As The Recorder reported,

Four states and dozens of California cities and water districts have joined a qui tam lawsuit, unveiled this week, seeking millions of dollars in damages against a company for allegedly supplying customers with substandard PVC pipe.

The suit, brought against J-M Manufacturing Co. and its former parent company, Formosa Plastics Corp., alleges that J-M sold PVC pipe that had tensile strength below industry standards, and that the company deceived customers by choosing stronger samples for independent certification of its product. The suit also contends that under the company president, Walter Wang, it "implemented a series of ‘cost-cutting’ measures that undermined the quality of J-M’s PVC pipe products," including filling supervisory positions with less experienced managers.

In one corner, we have the Defendants:

"At JM Eagle, we stand 100 percent behind the quality of our products," said spokesman Marcus Galindo. "Any claim that Mr. Wang or anyone at JM Eagle sacrificed the quality of our product for profit is ludicrous. We’re a company that cares about more than just the bottom line."

According to the complaint, Hendrix was fired a week after he wrote a memo informing management that the tensile strength of the PVC pipe was below the standard required by independent certification agency Underwriters Laboratories Inc.

Galindo discounted that claim, saying outside agencies make unannounced visits to the company’s plants to perform regular audits of its products.

Further, Galindo noted, over the three years that the federal government investigated the claim, it "never stopped purchasing pipe from us. They have decided not to move forward and intervene in this case."

In the other corner, we have Phillips & Cohen LLP’s press release:

Nevada, Virginia, Delaware, Tennessee, San Diego, Sacramento, San Jose, the Los Angeles Department of Water and Power and 39 other California municipalities and water districts have joined a whistleblower lawsuit seeking millions of dollars in damages from JM Eagle and its former parent company, Formosa Plastics Corp. (USA), for supplying their water and sewer systems with pipes that JM knew were substandard. …

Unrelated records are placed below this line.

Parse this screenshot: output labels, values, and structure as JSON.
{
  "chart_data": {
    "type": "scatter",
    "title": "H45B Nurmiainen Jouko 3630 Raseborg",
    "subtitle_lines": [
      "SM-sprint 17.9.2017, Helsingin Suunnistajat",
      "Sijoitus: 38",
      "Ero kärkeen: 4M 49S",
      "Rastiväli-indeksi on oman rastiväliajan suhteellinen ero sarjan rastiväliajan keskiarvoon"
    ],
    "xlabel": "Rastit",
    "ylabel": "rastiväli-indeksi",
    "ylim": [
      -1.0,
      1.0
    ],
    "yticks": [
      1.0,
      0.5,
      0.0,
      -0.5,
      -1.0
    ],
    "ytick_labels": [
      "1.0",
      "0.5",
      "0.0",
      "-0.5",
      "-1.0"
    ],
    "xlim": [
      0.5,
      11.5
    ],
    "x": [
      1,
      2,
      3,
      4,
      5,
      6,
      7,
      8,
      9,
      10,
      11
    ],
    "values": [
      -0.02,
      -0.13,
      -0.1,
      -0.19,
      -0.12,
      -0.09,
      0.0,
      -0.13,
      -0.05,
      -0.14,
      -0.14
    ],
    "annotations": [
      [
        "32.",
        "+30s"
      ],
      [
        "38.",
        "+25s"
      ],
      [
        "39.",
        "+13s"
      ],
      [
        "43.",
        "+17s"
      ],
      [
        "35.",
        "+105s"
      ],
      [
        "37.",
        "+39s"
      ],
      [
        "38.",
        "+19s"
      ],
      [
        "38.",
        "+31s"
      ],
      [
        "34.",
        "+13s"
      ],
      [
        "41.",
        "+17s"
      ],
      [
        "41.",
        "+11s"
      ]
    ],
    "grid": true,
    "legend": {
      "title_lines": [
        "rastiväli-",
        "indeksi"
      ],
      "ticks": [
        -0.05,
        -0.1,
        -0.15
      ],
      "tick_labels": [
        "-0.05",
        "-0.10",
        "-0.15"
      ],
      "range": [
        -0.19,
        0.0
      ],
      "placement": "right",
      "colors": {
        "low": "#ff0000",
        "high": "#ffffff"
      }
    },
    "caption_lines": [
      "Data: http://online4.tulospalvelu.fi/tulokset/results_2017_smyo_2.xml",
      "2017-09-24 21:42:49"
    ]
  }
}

"The decisions by so many states, cities and water districts to join this case show just how serious these allegations are," said Mary A. Inman, a San Francisco attorney with Phillips & Cohen LLP, which represents the whistleblower, the Commonwealth of Virginia, the State of Tennessee and 25 California cities and water districts. "With government entities struggling to meet their budgets, it’s particularly important for them to recover their losses from any fraud."

As a result of the investigation into the quality of PVC pipe that JM Eagle has provided, the Nevada Department of Public Works, the cities of San Diego and Sparks, Nevada, as well as at least three water districts in Nevada and California (Truckee Meadows Water Authority, North Marin Water District and Alameda County Water District) have removed JM products from their approved-products lists for purchases.

In a case of this size, a government’s decision to intervene or not is more political than legal. I don’t mean that in a pejorative sense: when a government brings a multi-million-dollar lawsuit against one of its major suppliers, there’s a lot more at stake than a settlement or judgment.

It’s thus hard to read the tea leaves on the differing federal and state decisions. I’m sure the plaintiff’s lawyers are quick to remind that the federal government usually does not intervene, and that the non-intervention is likely a product of limited resources and the federal government’s belief that the state intervention (and the experience of the plaintiff’s counsel) will ensure the claims are prosecuted in a diligent and thorough manner.

On the flip side, I’m similarly sure the defendants’ lawyers consider the state interventions nothing more than cash-strapped states looking for "jackpot justice" from a profitable business.

An interesting one to watch, not least because the plaintiff’s claims are predicated entirely upon violation of third-party standards and codes (e.g., Underwriters Laboratories, American Water Works Association, American Society for Testing and Materials, and FM Approvals) that are incorporated into the government contracts.